2024年6月13日木曜日

神から受ける慰め

 あまりにもつらいことが起こった時、人は、慰められることを拒みます。マタイの福音書218節にこんな記述があります。「ラマで声がする。泣き、そして嘆き叫ぶ声。ラケルがその子らのために泣いている。ラケルは慰められることを拒んだ。子らがもういないからだ

 ラケルはなぜ泣いているのでしょうか。それは、自分の子が殺されたからです。ユダヤ人の王として生まれたというイエスさまの誕生を恐れたヘロデが、ベツレヘムとその近辺の2歳以下の男児をひとり残さず殺させた、という史実があります。ラケルの子も、おそらくこのように殺されたのでしょう。それで、慰めを拒んで泣いている、というのです。

 イザヤ書には「女が自分の乳飲み子を忘れようか。自分の胎の子をあわれまないだろうか」(4915節)という一節があります。これは、父なる神さまのことばです。神さまは分かってくださっているのです。母親にとって子を失うことが、どれほどつらいことかご存じなのです。

 私のことを話させていただくと、私は、9か月まで育ったおなかの子どもを、突然亡くしました。胎の子を深くあわれみ、あわれみは高じて病気になりました。「うつ病」を発症したのです。生きることを放棄した年月がありました。およそこの30年間のことです。もちろん教会で教えられた通り、私はこのことが益と変わることを信じました。それゆえこのことを感謝しました。でも、心は動きませんでした。私は、良くなりたくなかったのです。なぜなら悲しみにふけること以外、私がその子にしてやれることはもう何もなかったからです。その子の生きた証しをとどめておくために、私は泣き、そして慰めを拒みました。愚かしいと思われることでしょう。人生を棒に振ったかもしれません。しかし、これが私の真実なところだったのです。

 多くの年月が必要でした。しかし、ついにある時神さまの前に出ました。神がこのことをどう見ておられるのか、それを知りたかったのです。もし、神さまが「感謝しなさい。すべては益になります」……そうおっしゃったら、それは本当にその通りだけれど、そうした時には、もう私の弱さを持っていく場所がありません。神さまは何と語られるのでしょうか。

 それは、まったく思いもよらないことばでした。神さまは、私に寄り添い、静かな声で一言こう語ってこられました。

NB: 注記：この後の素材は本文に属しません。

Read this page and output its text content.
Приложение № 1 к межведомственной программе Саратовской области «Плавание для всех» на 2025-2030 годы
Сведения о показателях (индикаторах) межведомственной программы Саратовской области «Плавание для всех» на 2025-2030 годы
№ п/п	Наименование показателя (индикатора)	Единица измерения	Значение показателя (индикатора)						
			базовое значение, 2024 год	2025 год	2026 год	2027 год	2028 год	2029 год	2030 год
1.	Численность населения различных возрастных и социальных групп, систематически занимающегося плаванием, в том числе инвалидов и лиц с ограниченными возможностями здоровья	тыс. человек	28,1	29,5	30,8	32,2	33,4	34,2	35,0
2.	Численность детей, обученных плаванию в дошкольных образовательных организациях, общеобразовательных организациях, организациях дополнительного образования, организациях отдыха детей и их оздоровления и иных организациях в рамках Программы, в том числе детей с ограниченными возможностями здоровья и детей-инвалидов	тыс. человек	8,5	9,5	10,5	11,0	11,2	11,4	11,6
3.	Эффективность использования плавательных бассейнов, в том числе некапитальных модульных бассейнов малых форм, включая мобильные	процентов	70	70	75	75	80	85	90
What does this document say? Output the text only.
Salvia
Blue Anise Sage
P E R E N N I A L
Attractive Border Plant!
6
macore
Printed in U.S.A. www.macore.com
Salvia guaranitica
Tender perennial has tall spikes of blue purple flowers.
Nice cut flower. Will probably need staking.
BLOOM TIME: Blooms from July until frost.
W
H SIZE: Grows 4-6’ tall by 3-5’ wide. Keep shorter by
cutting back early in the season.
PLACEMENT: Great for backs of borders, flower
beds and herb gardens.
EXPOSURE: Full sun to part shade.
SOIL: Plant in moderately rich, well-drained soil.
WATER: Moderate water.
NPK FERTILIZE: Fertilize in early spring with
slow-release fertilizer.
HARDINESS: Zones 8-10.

「娘よ。わたしもまた子を失ったのだ」……それを聞いた時、私は走馬灯のようにイエスさまのご生涯を思い起こしていました。ああ本当にそうでした。神は、確かに愛するひとり子イエスさまを、私たちのために失っておられました。子を失う痛みを誰よりもご存じなのは他ならぬ父なる神さまだったのです。それに気づいた時、波のように押し寄せてくる神の愛と、深い慰めに包まれたのです。

 コリント人への手紙第二1章にこのように書かれています。「私たちの主イエス・キリストの父なる神、慈愛の父、すべての慰めの神がほめたたえられますように。神は、どのような苦しみのときにも、私たちを慰めてくださいます。こうして、私たちも、自分自身が神から受ける慰めによって、どのような苦しみの中にいる人をも慰めることができるのです」(34節)

 神は、慰めのお方です。最高の慰め主です。私たちが慰められることはもちろん、その慰めによって、他の人と慰めを分かち合うこともできるのです。私たちは深い神の愛に満たされています。今は私も、すべての事を心から神に感謝しています。